Sources say there are questions about how the power-sharing jigsaw between the HSE, Department of Health and Sláintecare actually works, writes Niamh Griffin
Comment: Who is steering Sláintecare as it threatens to veer out of control?

Changes like giving GPs better access to diagnostics or running midwifery clinics in the community are claimed as part of Sláintecare. File photo: Pexels

Sláintecare has become a byword for progress in health services but this week the reality behind the slogans came into focus.

Two top officials have resigned; moves variously described as a “shock” and “very serious” by politicians familiar with the reforms.

Dr Tom Keane, chair of the advisory council, left a pointed resignation letter in which he said “requirements for implementing this unprecedented programme for change are seriously lacking.” How has a project with unprecedented cross-party and cross-health sector support arrived here?

Sources say there are questions about how the power-sharing jigsaw between the HSE, Department of Health and Sláintecare actually works. A progress report highlighted struggles in getting people to take responsibility for projects even around the spiralling waiting lists.

The move from hospital care to community and away from private insurance cuts across a lot of fiefdoms. It requires sustained, targeted investment which sources indicate is not accepted by everyone with their finger on the purse-strings.

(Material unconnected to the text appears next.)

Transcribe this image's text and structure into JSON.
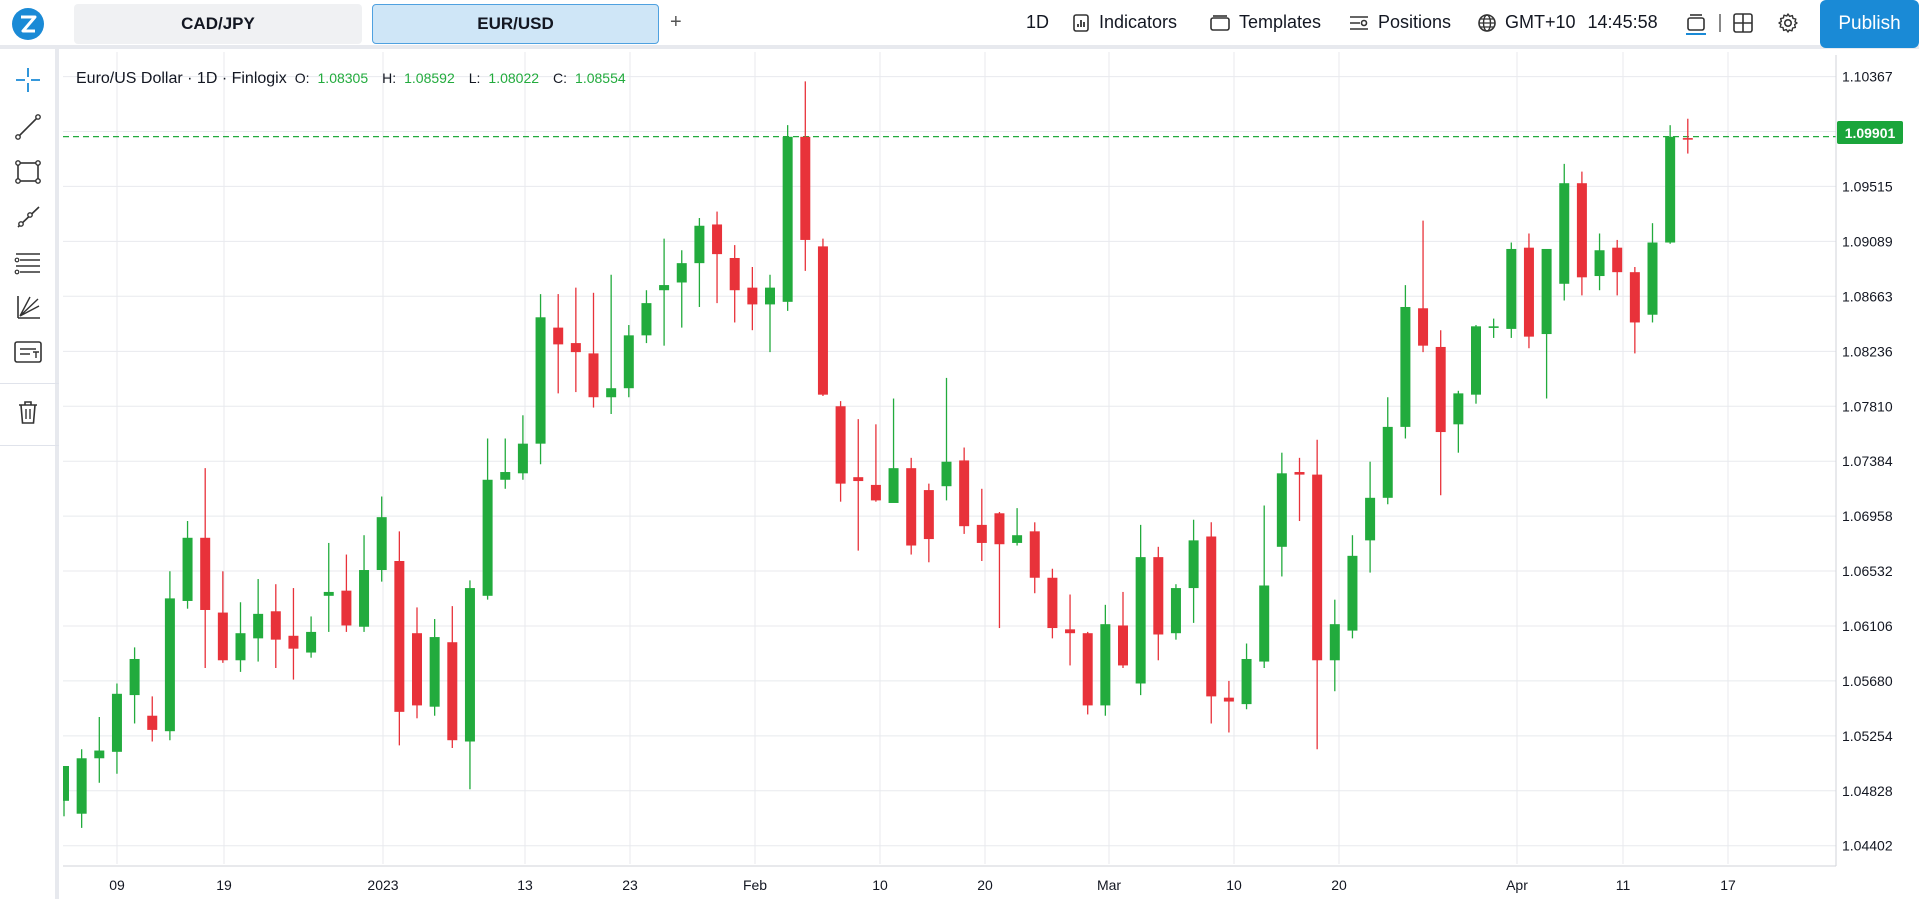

Changes like giving GPs better access to diagnostics or running midwifery clinics in the community are claimed as part of Sláintecare. But some have said without the pandemic even these changes would still languish on a shelf.

Patients probably don’t care why these changes have happened, just relieved they can access care more quickly. But others are worried.

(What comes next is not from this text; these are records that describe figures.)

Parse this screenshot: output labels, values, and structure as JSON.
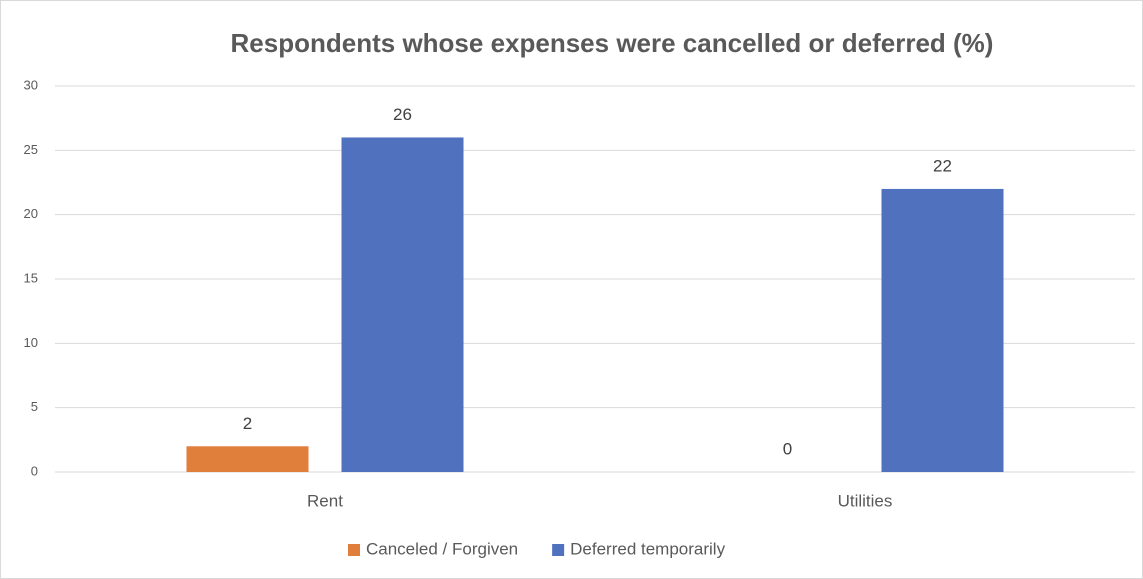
{
  "chart_data": {
    "type": "bar",
    "title": "Respondents whose expenses were cancelled or deferred (%)",
    "categories": [
      "Rent",
      "Utilities"
    ],
    "series": [
      {
        "name": "Canceled / Forgiven",
        "color": "#e07f3c",
        "values": [
          2,
          0
        ]
      },
      {
        "name": "Deferred temporarily",
        "color": "#4f71be",
        "values": [
          26,
          22
        ]
      }
    ],
    "ylim": [
      0,
      30
    ],
    "yticks": [
      0,
      5,
      10,
      15,
      20,
      25,
      30
    ],
    "grid": true,
    "legend": "bottom"
  }
}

Sinn Féin health spokesperson David Cullinane says the departures came as a "shock".

"We need to find out exactly what happened, but I think more importantly we need to put a focus on how we can transition to universal health care, and how we can achieve what we want to see, which is an Irish National Health Service," he said.

Roisin Shortall, Social Democrats co-leader and former chair of the all-party committee which created Sláintecare, described the resignations as “a very serious development”.

The programme should be moved to the Department of the Taoiseach as originally planned, she told RTÉ.

The resignations would appear to indicate that people, put into these jobs for their expertise based on success in previous challenging roles, are not being heard.

So while it is cheering to hear over a million people were given individual health identifiers as part of e-Health changes, what of the IT projects deemed “significantly impacted” by the cyberattack?

The attack happened five months into the six-month review period - what was happening before the hackers saved some blushes?

Five years ago maternity hospitals in Cork and Kerry were the first to offer electronic health records to patients; until today just two more hospitals have joined them.

Unless Sláintecare leaders are given powers to back up the slogans, other key reforms could face a similarly limited future.